CDC guidelines "Interim Infection Prevention and Control Recommendations for Healthcare Personnel During the Coronavirus Disease 2019 (Covid-19) Pandemic" last updated February 10, 2021 revealed, "limit and monitor points of entry to the facility...Establish a process to ensure everyone (patients, healthcare personnel, and visitors) entering the facility is assessed for symptoms of COVID-19...Options could include (but are not limited to): individual screening on arrival at the facility; or implementing an electronic monitoring system in which, prior to arrival at the facility, people report absence of fever and symptoms of COVID-19."

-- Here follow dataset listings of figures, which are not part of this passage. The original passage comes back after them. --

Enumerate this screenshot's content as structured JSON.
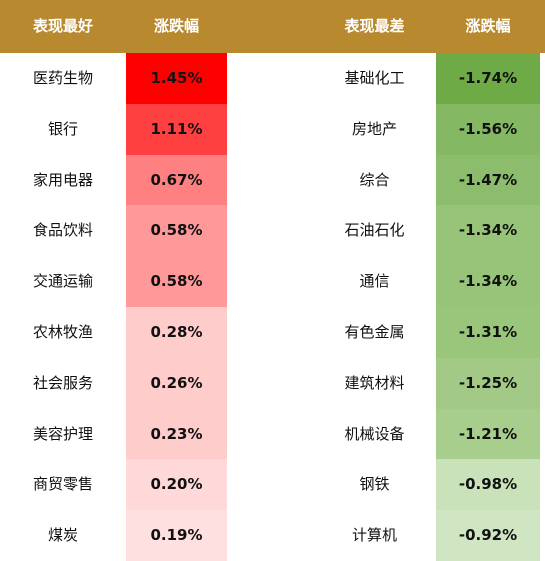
{
  "header": {
    "best_label": "表现最好",
    "best_change_label": "涨跌幅",
    "worst_label": "表现最差",
    "worst_change_label": "涨跌幅",
    "color": "#b9892f"
  },
  "chart_data": {
    "type": "table",
    "columns": [
      "表现最好",
      "涨跌幅",
      "表现最差",
      "涨跌幅"
    ],
    "best": [
      {
        "name": "医药生物",
        "change": "1.45%",
        "value": 1.45
      },
      {
        "name": "银行",
        "change": "1.11%",
        "value": 1.11
      },
      {
        "name": "家用电器",
        "change": "0.67%",
        "value": 0.67
      },
      {
        "name": "食品饮料",
        "change": "0.58%",
        "value": 0.58
      },
      {
        "name": "交通运输",
        "change": "0.58%",
        "value": 0.58
      },
      {
        "name": "农林牧渔",
        "change": "0.28%",
        "value": 0.28
      },
      {
        "name": "社会服务",
        "change": "0.26%",
        "value": 0.26
      },
      {
        "name": "美容护理",
        "change": "0.23%",
        "value": 0.23
      },
      {
        "name": "商贸零售",
        "change": "0.20%",
        "value": 0.2
      },
      {
        "name": "煤炭",
        "change": "0.19%",
        "value": 0.19
      }
    ],
    "worst": [
      {
        "name": "基础化工",
        "change": "-1.74%",
        "value": -1.74
      },
      {
        "name": "房地产",
        "change": "-1.56%",
        "value": -1.56
      },
      {
        "name": "综合",
        "change": "-1.47%",
        "value": -1.47
      },
      {
        "name": "石油石化",
        "change": "-1.34%",
        "value": -1.34
      },
      {
        "name": "通信",
        "change": "-1.34%",
        "value": -1.34
      },
      {
        "name": "有色金属",
        "change": "-1.31%",
        "value": -1.31
      },
      {
        "name": "建筑材料",
        "change": "-1.25%",
        "value": -1.25
      },
      {
        "name": "机械设备",
        "change": "-1.21%",
        "value": -1.21
      },
      {
        "name": "钢铁",
        "change": "-0.98%",
        "value": -0.98
      },
      {
        "name": "计算机",
        "change": "-0.92%",
        "value": -0.92
      }
    ],
    "best_colors": [
      "#ff0000",
      "#ff4040",
      "#ff8080",
      "#ff9999",
      "#ff9999",
      "#ffcccc",
      "#ffcccc",
      "#ffcccc",
      "#ffd9d9",
      "#ffe0e0"
    ],
    "worst_colors": [
      "#6eaa46",
      "#84b862",
      "#8cbd6c",
      "#98c479",
      "#98c479",
      "#9ac67c",
      "#a2ca86",
      "#a8ce8d",
      "#c9e2b9",
      "#d0e6c2"
    ]
  }
}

An interview was conducted with four nursing staff on 5/4/2021 between 11:20 AM and 11:45 AM (Certified Nurses Aide F, Registered Nurse G, Behavioral Health Specialist H & Registered Nurse I). When asked what screening was done for employees prior to their shift staff stated they completed it at home prior to going to work. An interview was conducted with Certified Nurses Aid F on 5/4/2021 at 11:25 AM who, when asked about staff screening prior to work stated "Do I check my temperature every day at home before I come to work? No. But I do kinda go through how I am feeling and make sure I don't have any symptoms." When asked interviewed staff if they submit a form or sign an affidavit that they completed pre-work COVID 19 screening all 4 responded "no". Registered Nurse I stated "Originally we were screened at the door when coming into the facility, then we did at home and signed an affidavit but we don't do anything now."

There was no statistics for tracking and trending of employee screening as staff are not required to document COVID-19 screening prior to working each shift as staff are not required to attest to screening.

An interview was conducted with Director of Operations A on 5/4/2021 at 11:55 AM who, when asked the expectation of staff self screening and monitoring if they do screening stated "No we do not have a document or anything that they (staff) have to bring in to show they do it." Regulatory Coordinator E stated "It is done on the honor system."